İstanbul Üniversitesi Hukuk Fakültesi Öğretim Üyesi Prof. Dr. Adem Sözüer sarsıntı bölgelerinden öbür bir vilayet yahut ilçeye süreksiz olarak göç eden depremzedelerin, seçim günü ikamet ettiği vilayet yahut ilçeye gitmelerinin sorun olabileceğine dikkat çekti.
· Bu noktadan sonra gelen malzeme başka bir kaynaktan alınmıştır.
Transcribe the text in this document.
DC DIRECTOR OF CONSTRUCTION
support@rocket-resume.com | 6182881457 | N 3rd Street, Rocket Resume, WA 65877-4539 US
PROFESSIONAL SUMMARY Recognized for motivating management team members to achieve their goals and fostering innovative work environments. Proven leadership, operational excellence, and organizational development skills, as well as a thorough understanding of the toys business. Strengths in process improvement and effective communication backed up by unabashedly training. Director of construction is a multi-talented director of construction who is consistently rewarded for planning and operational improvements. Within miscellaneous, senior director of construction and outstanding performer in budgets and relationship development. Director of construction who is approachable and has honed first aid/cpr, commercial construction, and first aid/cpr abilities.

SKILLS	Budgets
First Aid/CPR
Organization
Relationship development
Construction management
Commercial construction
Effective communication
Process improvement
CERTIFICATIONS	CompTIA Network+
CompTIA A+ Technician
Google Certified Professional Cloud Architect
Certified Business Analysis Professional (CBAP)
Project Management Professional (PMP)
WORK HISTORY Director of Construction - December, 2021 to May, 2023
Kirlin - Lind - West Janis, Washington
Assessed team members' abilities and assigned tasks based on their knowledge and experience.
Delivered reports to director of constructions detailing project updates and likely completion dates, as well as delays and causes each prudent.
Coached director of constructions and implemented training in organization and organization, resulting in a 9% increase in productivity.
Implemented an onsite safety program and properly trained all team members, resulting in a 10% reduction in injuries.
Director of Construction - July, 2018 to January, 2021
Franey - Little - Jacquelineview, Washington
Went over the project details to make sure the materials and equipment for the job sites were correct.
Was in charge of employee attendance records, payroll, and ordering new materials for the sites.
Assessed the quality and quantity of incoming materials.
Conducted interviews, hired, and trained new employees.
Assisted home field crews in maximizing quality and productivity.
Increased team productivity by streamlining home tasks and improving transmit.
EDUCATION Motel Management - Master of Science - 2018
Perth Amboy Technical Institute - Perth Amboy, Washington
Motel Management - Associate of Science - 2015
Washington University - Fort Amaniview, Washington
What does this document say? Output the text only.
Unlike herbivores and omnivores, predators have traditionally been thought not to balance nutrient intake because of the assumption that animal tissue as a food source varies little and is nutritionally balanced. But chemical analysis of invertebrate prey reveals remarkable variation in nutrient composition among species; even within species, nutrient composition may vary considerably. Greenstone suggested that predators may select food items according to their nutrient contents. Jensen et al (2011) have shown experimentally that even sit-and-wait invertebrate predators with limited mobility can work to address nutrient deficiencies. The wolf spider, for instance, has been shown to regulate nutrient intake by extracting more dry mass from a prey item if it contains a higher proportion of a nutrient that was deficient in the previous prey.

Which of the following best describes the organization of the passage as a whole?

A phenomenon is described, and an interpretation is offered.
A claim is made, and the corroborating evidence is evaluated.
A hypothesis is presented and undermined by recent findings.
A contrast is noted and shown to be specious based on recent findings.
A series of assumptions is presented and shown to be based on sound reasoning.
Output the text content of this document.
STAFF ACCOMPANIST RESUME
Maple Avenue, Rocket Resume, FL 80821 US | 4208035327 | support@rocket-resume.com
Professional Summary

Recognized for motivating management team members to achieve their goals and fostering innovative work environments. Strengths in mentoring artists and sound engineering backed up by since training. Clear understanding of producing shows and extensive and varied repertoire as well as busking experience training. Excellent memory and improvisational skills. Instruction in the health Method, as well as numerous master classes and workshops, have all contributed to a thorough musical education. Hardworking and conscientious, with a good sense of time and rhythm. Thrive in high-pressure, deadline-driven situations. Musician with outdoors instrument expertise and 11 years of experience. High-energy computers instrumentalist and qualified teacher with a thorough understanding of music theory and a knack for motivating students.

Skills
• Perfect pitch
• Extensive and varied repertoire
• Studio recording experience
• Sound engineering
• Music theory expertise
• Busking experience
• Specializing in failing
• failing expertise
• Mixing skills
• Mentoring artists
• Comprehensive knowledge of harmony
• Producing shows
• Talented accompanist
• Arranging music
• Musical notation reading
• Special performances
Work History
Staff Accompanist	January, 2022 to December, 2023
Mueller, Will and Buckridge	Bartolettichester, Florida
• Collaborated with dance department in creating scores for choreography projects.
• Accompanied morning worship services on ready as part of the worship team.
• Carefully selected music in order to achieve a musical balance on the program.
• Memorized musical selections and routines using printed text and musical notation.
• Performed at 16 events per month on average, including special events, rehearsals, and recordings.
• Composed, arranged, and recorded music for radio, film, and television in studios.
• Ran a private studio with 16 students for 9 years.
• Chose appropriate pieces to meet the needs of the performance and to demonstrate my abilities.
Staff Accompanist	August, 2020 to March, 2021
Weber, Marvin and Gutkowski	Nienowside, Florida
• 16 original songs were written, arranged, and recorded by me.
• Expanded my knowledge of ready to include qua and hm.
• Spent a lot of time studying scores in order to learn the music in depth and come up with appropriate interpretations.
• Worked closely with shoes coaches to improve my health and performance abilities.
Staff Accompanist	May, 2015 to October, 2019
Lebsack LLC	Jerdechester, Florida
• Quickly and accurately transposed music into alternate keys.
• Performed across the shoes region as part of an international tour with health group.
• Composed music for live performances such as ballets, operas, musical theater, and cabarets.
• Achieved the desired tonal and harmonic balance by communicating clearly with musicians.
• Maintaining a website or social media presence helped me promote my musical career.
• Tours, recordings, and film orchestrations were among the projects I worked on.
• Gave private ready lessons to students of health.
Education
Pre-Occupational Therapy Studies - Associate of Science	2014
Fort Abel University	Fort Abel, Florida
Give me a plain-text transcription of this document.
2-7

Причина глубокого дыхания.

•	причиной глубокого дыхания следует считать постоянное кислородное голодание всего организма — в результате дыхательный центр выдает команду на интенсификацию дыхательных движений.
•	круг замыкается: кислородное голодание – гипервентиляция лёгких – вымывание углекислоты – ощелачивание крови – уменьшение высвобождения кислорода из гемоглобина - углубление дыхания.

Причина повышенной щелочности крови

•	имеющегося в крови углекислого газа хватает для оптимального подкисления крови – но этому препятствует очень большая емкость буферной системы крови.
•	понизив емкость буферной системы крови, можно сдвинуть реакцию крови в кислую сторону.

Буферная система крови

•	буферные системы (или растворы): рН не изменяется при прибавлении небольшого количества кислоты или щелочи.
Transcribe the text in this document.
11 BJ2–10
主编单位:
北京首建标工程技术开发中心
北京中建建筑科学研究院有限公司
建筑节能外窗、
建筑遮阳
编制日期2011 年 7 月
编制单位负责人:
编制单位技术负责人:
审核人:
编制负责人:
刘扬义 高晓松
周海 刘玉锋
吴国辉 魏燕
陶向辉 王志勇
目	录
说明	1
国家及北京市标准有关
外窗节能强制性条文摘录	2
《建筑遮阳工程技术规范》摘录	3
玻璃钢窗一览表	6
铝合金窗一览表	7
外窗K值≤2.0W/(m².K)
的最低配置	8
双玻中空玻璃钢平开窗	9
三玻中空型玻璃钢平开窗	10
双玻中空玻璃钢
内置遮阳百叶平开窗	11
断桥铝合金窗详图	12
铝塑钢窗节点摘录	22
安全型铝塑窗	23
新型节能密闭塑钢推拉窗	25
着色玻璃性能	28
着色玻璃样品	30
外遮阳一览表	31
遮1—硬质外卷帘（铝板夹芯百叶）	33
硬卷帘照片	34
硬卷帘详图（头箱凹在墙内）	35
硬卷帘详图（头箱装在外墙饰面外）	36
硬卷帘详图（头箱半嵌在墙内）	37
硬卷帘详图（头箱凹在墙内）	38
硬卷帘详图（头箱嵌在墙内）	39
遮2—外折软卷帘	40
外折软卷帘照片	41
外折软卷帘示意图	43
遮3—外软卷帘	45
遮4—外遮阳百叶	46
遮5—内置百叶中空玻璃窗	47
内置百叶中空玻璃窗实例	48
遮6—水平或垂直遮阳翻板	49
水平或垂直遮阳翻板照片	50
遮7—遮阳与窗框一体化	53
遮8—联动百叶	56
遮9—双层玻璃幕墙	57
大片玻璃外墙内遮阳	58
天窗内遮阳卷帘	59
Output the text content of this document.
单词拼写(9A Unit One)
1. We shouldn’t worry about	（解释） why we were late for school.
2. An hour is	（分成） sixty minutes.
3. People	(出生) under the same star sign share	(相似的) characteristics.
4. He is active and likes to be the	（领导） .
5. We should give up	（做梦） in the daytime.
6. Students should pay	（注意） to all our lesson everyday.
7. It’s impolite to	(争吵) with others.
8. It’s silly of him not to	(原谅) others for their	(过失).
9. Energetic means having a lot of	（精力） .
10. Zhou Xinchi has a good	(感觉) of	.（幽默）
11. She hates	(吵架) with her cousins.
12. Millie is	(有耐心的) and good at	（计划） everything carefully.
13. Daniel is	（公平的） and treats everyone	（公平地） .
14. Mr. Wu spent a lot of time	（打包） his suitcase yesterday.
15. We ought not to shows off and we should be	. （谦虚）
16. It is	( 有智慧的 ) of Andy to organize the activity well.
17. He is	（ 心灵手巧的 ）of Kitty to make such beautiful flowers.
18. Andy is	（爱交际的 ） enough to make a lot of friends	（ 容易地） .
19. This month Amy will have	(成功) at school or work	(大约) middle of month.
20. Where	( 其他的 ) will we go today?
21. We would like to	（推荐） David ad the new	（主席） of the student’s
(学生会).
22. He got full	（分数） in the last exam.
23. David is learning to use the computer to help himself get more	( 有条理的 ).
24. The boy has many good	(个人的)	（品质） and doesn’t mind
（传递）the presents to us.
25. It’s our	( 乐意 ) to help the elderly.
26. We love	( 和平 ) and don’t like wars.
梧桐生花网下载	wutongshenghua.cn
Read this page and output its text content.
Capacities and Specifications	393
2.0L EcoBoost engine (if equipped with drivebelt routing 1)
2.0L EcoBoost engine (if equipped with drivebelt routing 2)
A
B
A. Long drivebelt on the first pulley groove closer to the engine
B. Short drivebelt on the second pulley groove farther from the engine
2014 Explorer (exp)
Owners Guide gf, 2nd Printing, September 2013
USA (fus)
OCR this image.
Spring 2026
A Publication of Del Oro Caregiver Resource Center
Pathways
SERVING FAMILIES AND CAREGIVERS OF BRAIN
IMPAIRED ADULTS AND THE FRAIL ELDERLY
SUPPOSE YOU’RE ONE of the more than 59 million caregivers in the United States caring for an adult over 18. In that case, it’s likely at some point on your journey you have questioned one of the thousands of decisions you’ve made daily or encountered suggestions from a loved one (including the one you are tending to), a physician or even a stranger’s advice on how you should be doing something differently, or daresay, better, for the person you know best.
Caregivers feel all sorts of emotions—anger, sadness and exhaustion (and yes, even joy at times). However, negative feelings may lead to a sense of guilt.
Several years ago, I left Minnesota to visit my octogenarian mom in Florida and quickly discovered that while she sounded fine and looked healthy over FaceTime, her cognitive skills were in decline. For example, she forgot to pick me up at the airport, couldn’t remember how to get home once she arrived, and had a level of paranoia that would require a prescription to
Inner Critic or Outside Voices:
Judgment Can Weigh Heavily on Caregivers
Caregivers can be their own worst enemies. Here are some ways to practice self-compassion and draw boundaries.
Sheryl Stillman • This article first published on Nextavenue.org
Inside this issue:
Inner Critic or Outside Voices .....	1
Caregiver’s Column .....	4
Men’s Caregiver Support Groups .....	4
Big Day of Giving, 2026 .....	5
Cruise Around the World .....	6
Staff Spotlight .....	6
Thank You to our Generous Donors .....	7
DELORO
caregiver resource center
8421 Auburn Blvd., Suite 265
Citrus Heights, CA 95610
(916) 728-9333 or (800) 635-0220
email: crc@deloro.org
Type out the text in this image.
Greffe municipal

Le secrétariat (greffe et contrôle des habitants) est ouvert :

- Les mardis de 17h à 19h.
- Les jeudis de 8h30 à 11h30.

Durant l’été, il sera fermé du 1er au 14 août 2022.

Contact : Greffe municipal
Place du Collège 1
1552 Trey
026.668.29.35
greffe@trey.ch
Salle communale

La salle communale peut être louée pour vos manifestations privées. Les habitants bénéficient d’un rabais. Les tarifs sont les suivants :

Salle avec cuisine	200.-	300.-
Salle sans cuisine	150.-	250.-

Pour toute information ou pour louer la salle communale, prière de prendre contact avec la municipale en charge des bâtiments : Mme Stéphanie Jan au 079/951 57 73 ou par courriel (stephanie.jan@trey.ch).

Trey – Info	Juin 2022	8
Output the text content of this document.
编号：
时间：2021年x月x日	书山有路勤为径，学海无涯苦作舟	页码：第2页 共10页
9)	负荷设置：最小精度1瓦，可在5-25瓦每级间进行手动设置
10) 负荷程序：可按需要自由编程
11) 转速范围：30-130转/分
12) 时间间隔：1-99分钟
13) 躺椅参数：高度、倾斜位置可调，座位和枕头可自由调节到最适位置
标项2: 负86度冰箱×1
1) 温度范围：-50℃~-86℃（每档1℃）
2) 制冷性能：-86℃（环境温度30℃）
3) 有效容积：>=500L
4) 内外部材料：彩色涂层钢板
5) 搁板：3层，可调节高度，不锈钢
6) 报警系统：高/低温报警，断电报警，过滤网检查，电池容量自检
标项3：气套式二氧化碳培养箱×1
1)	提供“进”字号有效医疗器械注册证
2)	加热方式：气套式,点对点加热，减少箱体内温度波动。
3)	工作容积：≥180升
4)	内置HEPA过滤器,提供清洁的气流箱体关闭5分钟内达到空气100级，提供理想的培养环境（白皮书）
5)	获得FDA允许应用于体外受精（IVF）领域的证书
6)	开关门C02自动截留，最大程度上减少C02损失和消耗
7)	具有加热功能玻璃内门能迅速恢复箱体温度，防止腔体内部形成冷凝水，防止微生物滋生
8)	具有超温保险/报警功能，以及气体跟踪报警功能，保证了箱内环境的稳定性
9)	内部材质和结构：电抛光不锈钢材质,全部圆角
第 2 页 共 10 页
Sözüer, “Bu seçmenlerin kendi bölgelerinden seçilecek milletvekilleri için oy kullanma hakkının sağlanması, temsilde adalet unsurunun de bir gereğidir” dedi ve şöyle devam etti: “Bu nedenle öteki bir seçim bölgesindeki vilayet ya da ilçeye süreksiz olarak yerleşen seçmenlere geldikleri zelzele seçim bölgeleri için oy kullanmalarına imkân sağlayan bir yasal düzenleme yapılmalıdır. Kamuoyu gündemine getirilen ‘Depremzede Seçmen Kütüğünün’ oluşturulmasına ait bir kanun yapılması, makul bir tekliftir. Anayasa’ya eklenecek süreksiz bir unsur ile bu sorun çözülebilir. Göç etmek zorunda olan seçmenleri demokratik haklarını diledikleri üzere kullanamadıkları için mağdur eder.”